The MotoGP particle system worked in a similar way to this XNA Framework sample, using a vertex shader to animate point sprites with near-zero CPU overhead. We spawned particles when the bikes drove off the road, during wet weather, and for victory celebration burnouts. Here are a couple of examples:
The problem was fill rate. Xbox-1 had a unified memory architecture, which meant the CPU, vertex data, texture fetches, framebuffer, and depth buffer were all competing for the same limited bus bandwidth. MotoGP ran in 640x480 at (mostly 🙂 60 frames per second, and was one the few Xbox-1 games that enabled 2x multisampling. This meant we were bottlenecked by memory bandwidth. Multisampling was only possible because we aggressively compressed our data and had little overdraw, but a dense cloud of alpha blended particles could bring us to our knees.
Our solution was to draw particles to a 320x240 rendertarget, using premultiplied alpha, then scale the result back up to cover the screen, relying on bilinear filtering to smooth over the missing details. Because we were drawing at half width, half height, and without multisampling, this only cost 1/8 the bandwidth it would have otherwise required.
But what if a particle goes behind a solid part of the environment? The regular depth buffer will not work here, because it is sized 640x480 while we are drawing at 320x240.
The solution lay in the same unified memory architecture that caused our original bandwidth problems. Direct3D does not provide any way to resize depth buffers, but because we had low level access to a fixed hardware platform, we were able to hack the graphics driver, creating a 32 bit texture descriptor that pointed at the same physical memory as our 32 bit depth buffer. The texture bit layout was different to that of the depth buffer, but as long as we were careful not to perform any operations that would alter these bit patterns (such as texture filtering or pixel shader manipulations) we could now use the texturing hardware to manipulate the contents of our depth buffer.
Final rendering sequence:
- Draw the main scene at 640x480
- Use texture/depth trickery to scale the 640x480 depth buffer down to 320x240
- Draw particles to a 320x240 rendertarget, testing against the smaller depth buffer
- Scale the 320x240 particle image back up to 640x480, blending over the top of the main scene
This trickery was sometimes visible in the final game. Particles normally have soft edges, so you didn't notice their low resolution, but when they intersected the environment that created a hard edge where the jaggies could be pretty obvious. It looked fine as long as particles were in front of the environment (the most common case) but not so good when solid objects went in front of particles. Check out the aliasing where the smoke is occluded by the left arm of this rider:
But hey. The occasional artifact was a small price to pay for dense clouds of smoke at 60 frames a second!
It is interesting to consider the performance implications of this technique. Without it, the cost of drawing N particles would be proportional to:
(this *2 is because of 2x multisampling)
With our optimization, the cost becomes:
ScaleDownDepthBuffer + ClearParticleRenderTarget + N*320*240 + BlendWithMainScene
The BlendWithMainScene part was pretty much free, as we were able to combine it with an existing postprocess operation. And clearing the particle rendertarget was very cheap. But scaling down the depth buffer was quite expensive, because it had to read the entire 640x480 multisampled depth buffer in a way that was not particularly cache coherent.

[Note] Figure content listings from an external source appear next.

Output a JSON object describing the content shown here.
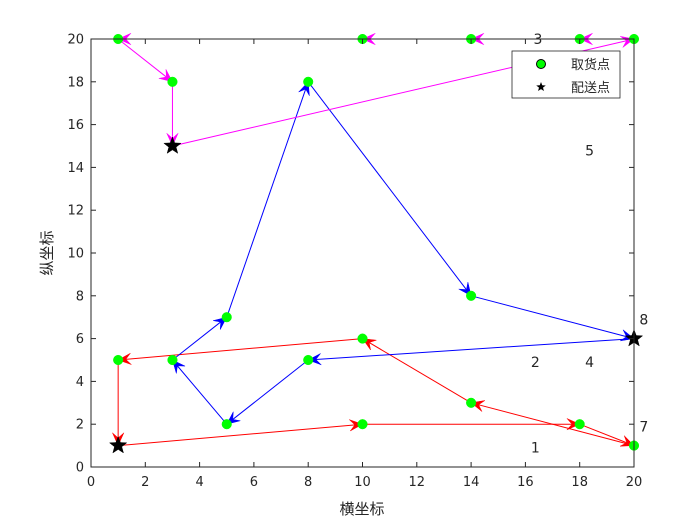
{
  "chart_data": {
    "type": "scatter",
    "title": "",
    "xlabel": "横坐标",
    "ylabel": "纵坐标",
    "xlim": [
      0,
      20
    ],
    "ylim": [
      0,
      20
    ],
    "xticks": [
      0,
      2,
      4,
      6,
      8,
      10,
      12,
      14,
      16,
      18,
      20
    ],
    "yticks": [
      0,
      2,
      4,
      6,
      8,
      10,
      12,
      14,
      16,
      18,
      20
    ],
    "grid": false,
    "legend": {
      "placement": "top-right",
      "entries": [
        {
          "label": "取货点",
          "marker": "circle",
          "color": "#00ff00"
        },
        {
          "label": "配送点",
          "marker": "star",
          "color": "#000000"
        }
      ]
    },
    "pickup_points": [
      {
        "x": 1,
        "y": 20
      },
      {
        "x": 10,
        "y": 20
      },
      {
        "x": 14,
        "y": 20
      },
      {
        "x": 18,
        "y": 20
      },
      {
        "x": 20,
        "y": 20
      },
      {
        "x": 3,
        "y": 18
      },
      {
        "x": 8,
        "y": 18
      },
      {
        "x": 14,
        "y": 8
      },
      {
        "x": 5,
        "y": 7
      },
      {
        "x": 1,
        "y": 5
      },
      {
        "x": 3,
        "y": 5
      },
      {
        "x": 10,
        "y": 6
      },
      {
        "x": 8,
        "y": 5
      },
      {
        "x": 14,
        "y": 3
      },
      {
        "x": 5,
        "y": 2
      },
      {
        "x": 10,
        "y": 2
      },
      {
        "x": 18,
        "y": 2
      },
      {
        "x": 20,
        "y": 1
      }
    ],
    "delivery_points": [
      {
        "x": 1,
        "y": 1
      },
      {
        "x": 3,
        "y": 15
      },
      {
        "x": 20,
        "y": 6
      }
    ],
    "routes": [
      {
        "color": "#ff0000",
        "points": [
          [
            1,
            1
          ],
          [
            10,
            2
          ],
          [
            18,
            2
          ],
          [
            20,
            1
          ],
          [
            14,
            3
          ],
          [
            10,
            6
          ],
          [
            1,
            5
          ],
          [
            1,
            1
          ]
        ]
      },
      {
        "color": "#0000ff",
        "points": [
          [
            20,
            6
          ],
          [
            8,
            5
          ],
          [
            5,
            2
          ],
          [
            3,
            5
          ],
          [
            5,
            7
          ],
          [
            8,
            18
          ],
          [
            14,
            8
          ],
          [
            20,
            6
          ]
        ]
      },
      {
        "color": "#ff00ff",
        "points": [
          [
            3,
            15
          ],
          [
            20,
            20
          ],
          [
            18,
            20
          ],
          [
            14,
            20
          ],
          [
            10,
            20
          ],
          [
            1,
            20
          ],
          [
            3,
            18
          ],
          [
            3,
            15
          ]
        ]
      }
    ],
    "annotations": [
      {
        "text": "3",
        "x": 16.3,
        "y": 20
      },
      {
        "text": "5",
        "x": 18.2,
        "y": 14.8
      },
      {
        "text": "8",
        "x": 20.2,
        "y": 6.9
      },
      {
        "text": "2",
        "x": 16.2,
        "y": 4.9
      },
      {
        "text": "4",
        "x": 18.2,
        "y": 4.9
      },
      {
        "text": "7",
        "x": 20.2,
        "y": 1.9
      },
      {
        "text": "1",
        "x": 16.2,
        "y": 0.9
      }
    ]
  }
}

Looking at these equations, you can see that when the number of particles is small, this 'optimization' is actually going to make things slower! Sure, we sped up the 'N' part of the equation, but when N is small, that is outweighed by the cost of scaling down the depth buffer. We are only saving time when N gets large enough to dwarf the fixed setup cost.
Maybe we should be clever and only use the 320x240 rendertarget when there were many visible particles?
We wanted to run at 60 frames per second all the time, even when there were many particles on screen. To maintain a steady framerate, we had to optimize for that worst case. It would be a waste of time to optimize for situations where there were no particles, because once we made our worst case run fast enough, these easier situations would automatically be fine. The goal is to never drop frames, because that is objectionable to the player. There are no bonus points for running faster than the monitor refresh rate!
Moral of this story: optimize for your worst case, not the average. A technique that performs consistently ok is better than one that performs superbly most of the time, but then occasionally spikes and drops frames.
In math terms: prefer techniques with a low standard deviation over ones that have a lower mean but higher variance.